Once you’re fated to use Excel, some things are easier to do in VBA than via nested 𝒇𝒙. Especially true of functions that are built into Windows itself and can simply be called from VBA, needing only a couple lines of custom code to bridge the 2 worlds.
Case in point: simple URL parsing, something even very experienced programmers get wrong. If there’s a time-tested URL parsing routine, use that, don’t roll your own.
Marketo’s Email Link Performance reports are (rightfully) precise. Link URLs are considered as a whole — host, path, query string, and hash — so if you have one or more query params that’re different per lead, all your links will be broken out separately.
Take this example, where the unique cid query param (derived from the person’s SFDC ID, by the way) is added to enable website personalization:
The report is technically correct, of course, but you can understand why someone would want all those Link entries to be grouped together.
And it would also be cool if the rest of the query string were stripped off, too, since UTM params are probably the same for every link in a single email and/or not important in such reports. (Assumptions that aren’t true 100% of the time, but for the purposes of this post, they are!)
All Windows machines have a built-in library called MSHTML (Microsoft HTML). In brief, it’s a bridge to IE’s rendering engine, and it has what we need: a function to correctly split a URL into its protocol, port, host, path, query string (a.k.a. search), and hash.

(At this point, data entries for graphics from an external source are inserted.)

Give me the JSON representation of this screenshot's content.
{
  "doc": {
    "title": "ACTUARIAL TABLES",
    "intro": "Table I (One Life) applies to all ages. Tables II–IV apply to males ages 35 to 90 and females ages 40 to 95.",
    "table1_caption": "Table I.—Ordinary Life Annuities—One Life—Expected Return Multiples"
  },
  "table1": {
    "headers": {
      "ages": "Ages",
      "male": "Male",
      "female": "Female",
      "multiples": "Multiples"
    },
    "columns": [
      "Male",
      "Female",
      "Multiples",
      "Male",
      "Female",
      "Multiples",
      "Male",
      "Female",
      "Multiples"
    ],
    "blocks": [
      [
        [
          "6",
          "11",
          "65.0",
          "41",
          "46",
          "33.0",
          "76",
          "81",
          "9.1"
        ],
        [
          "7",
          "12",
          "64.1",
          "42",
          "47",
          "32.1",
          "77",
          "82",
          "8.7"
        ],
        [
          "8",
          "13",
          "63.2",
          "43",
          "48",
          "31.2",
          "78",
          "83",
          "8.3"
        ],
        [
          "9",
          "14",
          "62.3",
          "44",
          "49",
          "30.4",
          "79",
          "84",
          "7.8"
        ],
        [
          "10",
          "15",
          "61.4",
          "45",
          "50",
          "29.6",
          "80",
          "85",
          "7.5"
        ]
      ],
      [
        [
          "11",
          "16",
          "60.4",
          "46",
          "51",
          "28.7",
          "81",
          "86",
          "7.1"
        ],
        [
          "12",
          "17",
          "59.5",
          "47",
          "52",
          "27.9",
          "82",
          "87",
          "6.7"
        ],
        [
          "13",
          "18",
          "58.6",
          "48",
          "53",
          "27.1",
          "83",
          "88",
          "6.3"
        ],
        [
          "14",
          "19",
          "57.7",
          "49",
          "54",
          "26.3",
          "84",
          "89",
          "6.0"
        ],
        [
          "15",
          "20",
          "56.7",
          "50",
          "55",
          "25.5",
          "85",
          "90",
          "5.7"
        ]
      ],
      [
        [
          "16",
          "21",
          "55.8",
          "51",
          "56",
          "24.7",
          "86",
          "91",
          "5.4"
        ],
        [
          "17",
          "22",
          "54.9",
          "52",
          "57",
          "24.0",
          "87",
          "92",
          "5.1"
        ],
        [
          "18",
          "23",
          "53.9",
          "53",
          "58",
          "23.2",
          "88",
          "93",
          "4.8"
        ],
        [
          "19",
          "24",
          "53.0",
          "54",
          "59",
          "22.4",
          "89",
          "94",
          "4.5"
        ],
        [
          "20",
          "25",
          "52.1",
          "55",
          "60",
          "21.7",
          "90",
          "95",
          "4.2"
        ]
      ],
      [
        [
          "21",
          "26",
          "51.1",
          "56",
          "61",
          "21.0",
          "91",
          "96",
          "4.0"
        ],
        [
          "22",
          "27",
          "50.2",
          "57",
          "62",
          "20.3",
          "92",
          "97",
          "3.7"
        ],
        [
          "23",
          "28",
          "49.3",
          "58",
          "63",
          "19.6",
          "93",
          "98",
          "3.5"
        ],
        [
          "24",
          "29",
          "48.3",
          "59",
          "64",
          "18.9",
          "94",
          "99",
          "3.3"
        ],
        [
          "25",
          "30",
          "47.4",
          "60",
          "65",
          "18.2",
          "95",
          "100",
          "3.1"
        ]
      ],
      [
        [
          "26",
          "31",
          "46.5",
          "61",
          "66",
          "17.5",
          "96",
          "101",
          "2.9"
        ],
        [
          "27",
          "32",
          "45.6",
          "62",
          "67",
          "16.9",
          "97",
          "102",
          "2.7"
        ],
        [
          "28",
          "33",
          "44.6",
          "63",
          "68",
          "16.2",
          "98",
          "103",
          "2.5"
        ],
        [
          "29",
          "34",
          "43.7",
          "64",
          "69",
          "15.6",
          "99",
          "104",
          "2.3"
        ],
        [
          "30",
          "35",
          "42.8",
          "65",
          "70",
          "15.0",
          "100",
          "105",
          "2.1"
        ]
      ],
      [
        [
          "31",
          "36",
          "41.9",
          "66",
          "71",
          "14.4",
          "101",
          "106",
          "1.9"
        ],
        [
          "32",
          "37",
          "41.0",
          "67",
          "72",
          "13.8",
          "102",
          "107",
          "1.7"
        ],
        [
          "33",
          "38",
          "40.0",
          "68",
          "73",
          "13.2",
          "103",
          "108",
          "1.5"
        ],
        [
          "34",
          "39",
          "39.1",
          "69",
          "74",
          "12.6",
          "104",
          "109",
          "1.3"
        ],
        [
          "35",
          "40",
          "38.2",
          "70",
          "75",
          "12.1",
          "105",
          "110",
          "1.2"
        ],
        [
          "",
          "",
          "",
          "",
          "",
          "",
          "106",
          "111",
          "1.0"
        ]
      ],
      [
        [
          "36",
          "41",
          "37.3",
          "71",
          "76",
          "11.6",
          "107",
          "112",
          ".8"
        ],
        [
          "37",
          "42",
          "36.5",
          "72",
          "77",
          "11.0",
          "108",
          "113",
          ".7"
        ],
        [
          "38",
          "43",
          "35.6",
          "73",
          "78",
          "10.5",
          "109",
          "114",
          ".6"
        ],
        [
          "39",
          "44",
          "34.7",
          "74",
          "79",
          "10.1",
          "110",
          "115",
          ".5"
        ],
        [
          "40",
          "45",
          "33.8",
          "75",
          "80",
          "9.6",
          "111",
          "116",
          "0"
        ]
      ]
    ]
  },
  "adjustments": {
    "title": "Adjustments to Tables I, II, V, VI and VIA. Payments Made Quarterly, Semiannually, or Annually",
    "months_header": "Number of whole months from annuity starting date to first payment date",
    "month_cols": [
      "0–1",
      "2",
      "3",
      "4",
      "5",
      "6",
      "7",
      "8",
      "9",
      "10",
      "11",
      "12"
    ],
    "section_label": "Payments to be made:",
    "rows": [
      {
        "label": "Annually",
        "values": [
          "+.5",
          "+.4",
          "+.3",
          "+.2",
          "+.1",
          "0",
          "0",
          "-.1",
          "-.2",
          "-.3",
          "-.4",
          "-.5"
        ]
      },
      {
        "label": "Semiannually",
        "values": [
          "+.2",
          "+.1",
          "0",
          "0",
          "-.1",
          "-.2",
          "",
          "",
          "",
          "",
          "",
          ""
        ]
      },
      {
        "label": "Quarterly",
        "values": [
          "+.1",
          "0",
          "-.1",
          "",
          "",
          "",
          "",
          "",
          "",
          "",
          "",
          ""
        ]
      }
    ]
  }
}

So open up VBA (I do assume a basic comfort level with Excel’s VBA UI, even if you’re not a coder) and first go to Tools » References and check off Microsoft HTML Object Library:
Then paste this code into VBAProject » Modules » Module1:
Dim doc As New MSHTML.HTMLDocument
Public Function hostAndPathFromURL(ByVal URL As String) As String
Dim location As MSHTML.HTMLAnchorElement
Set location = doc.createElement("a")
location.href = URL
hostAndPathFromURL = location.hostname + "/" + location.pathname
End Function
That gives you the custom function hostAndPathFromURL to use as a formula:
Now you can group cells by the formula column (i.e. Data » Group, gonna assume you know how to do that part since I’m no master at it!) and get much neater reports.